Agir : raccourcir la boucle entre le rayon et la livraison
La boucle courte : signalement, commande, livraison
Détecter et analyser ne servent à rien si la correction prend des semaines. L'objectif opérationnel est une boucle courte : le signalement de rupture déclenche une proposition de commande, la commande est validée, et la livraison est intégrée à la prochaine tournée. Quand le terrain, la prise de commande et la gestion de stock en entrepôt vivent dans le même système, cette boucle se referme en un cycle de livraison au lieu de plusieurs : le rayon vide redevient un rayon plein avant que le point de vente n'ait pris l'habitude de le remplir autrement.
Le réassort proactif grâce à la prévision de la demande
L'étape suivante consiste à agir avant la rupture. En croisant l'historique des commandes, la saisonnalité et les relevés de rayon, la prévision de la demande anticipe le moment où une référence risque de manquer chez un client donné. Le commercial arrive en visite avec une proposition de réassort déjà préparée, calibrée sur la rotation réelle du point de vente plutôt que sur l'intuition. On passe d'une logique de réaction — combler les trous — à une logique d'anticipation : empêcher les trous de se former.
Les photos de rayon et leur analyse automatique
Le relevé déclaratif a ses limites : il dépend de la rigueur de chacun et ne capture pas tout. La photo de rayon apporte une preuve objective. Prise en quelques secondes depuis l'application terrain, elle documente l'état réel du linéaire au moment de la visite : présence des produits, facing, positionnement face à la concurrence.

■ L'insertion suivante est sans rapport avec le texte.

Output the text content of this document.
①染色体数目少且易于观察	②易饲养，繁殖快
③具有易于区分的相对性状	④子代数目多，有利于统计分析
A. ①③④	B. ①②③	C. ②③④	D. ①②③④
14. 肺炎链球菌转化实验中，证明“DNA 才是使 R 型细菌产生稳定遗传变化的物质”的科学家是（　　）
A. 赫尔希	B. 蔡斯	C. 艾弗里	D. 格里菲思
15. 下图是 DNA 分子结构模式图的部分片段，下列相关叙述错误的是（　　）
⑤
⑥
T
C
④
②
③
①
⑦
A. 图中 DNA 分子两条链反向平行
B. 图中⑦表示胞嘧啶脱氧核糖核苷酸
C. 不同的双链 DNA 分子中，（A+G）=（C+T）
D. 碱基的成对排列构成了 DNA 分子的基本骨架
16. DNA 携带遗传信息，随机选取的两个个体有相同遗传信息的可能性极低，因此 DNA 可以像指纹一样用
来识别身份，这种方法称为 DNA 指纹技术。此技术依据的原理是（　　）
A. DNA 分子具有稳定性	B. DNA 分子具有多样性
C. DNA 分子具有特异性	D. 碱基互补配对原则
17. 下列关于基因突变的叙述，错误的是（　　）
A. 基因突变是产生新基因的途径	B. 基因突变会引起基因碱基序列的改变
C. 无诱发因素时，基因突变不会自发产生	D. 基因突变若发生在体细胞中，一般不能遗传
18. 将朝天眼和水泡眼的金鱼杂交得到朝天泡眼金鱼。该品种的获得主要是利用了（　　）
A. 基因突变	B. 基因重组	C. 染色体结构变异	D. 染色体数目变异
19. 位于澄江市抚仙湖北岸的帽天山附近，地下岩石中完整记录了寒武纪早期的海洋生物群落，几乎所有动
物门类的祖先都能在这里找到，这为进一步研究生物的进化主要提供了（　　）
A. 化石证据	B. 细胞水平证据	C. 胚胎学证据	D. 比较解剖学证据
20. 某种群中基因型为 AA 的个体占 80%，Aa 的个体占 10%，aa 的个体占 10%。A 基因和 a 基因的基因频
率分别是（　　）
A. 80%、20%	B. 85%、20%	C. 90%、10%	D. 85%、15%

L'analyse automatique de ces photos par l'intelligence artificielle franchit un cap supplémentaire : les références présentes et manquantes sont identifiées directement sur l'image, sans saisie manuelle. Le relevé devient plus rapide pour le terrain et plus fiable pour le siège. Sur la durée, ces images racontent l'évolution de votre présence en rayon — et donnent des arguments concrets pour défendre ou reconquérir votre espace.

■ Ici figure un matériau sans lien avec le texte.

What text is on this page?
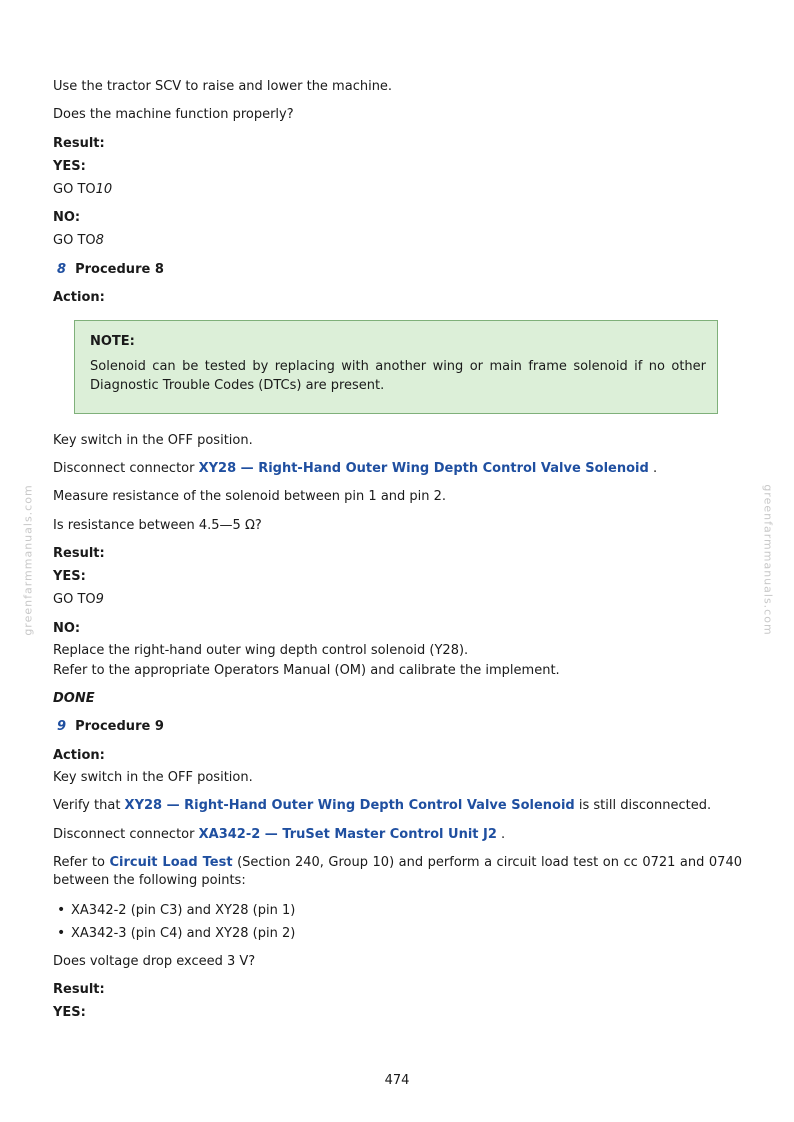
greenfarmmanuals.com	greenfarmmanuals.com

Use the tractor SCV to raise and lower the machine.

Does the machine function properly?

Result:

YES:

GO TO10

NO:

GO TO8

8 Procedure 8

Action:

NOTE:
Solenoid can be tested by replacing with another wing or main frame solenoid if no other Diagnostic Trouble Codes (DTCs) are present.

Key switch in the OFF position.

Disconnect connector XY28 — Right-Hand Outer Wing Depth Control Valve Solenoid .

Measure resistance of the solenoid between pin 1 and pin 2.

Is resistance between 4.5—5 Ω?

Result:

YES:

GO TO9

NO:

Replace the right-hand outer wing depth control solenoid (Y28).

Refer to the appropriate Operators Manual (OM) and calibrate the implement.

DONE

9 Procedure 9

Action:

Key switch in the OFF position.

Verify that XY28 — Right-Hand Outer Wing Depth Control Valve Solenoid is still disconnected.

Disconnect connector XA342-2 — TruSet Master Control Unit J2 .

Refer to Circuit Load Test (Section 240, Group 10) and perform a circuit load test on cc 0721 and 0740 between the following points:

• XA342-2 (pin C3) and XY28 (pin 1)

• XA342-3 (pin C4) and XY28 (pin 2)

Does voltage drop exceed 3 V?

Result:

YES:

474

Conclusion : le rayon est le juge de paix
On peut avoir un entrepôt bien tenu, des tournées bien organisées et des commandes bien saisies — si le produit n'est pas en rayon quand le consommateur le cherche, tout le reste a été fait pour rien. Réduire les ruptures de stock en point de vente ne demande pas de révolution : un relevé systématique à chaque visite, un signalement en temps réel, une analyse des récurrences et une boucle de réassort courte suffisent à transformer un angle mort en avantage concurrentiel. La condition, c'est la continuité de l'information entre le rayon, le commercial et l'entrepôt — précisément ce que permet une plateforme qui relie le terrain à la gestion de stock et d'entrepôt : une seule chaîne d'information, du stock central jusqu'au linéaire.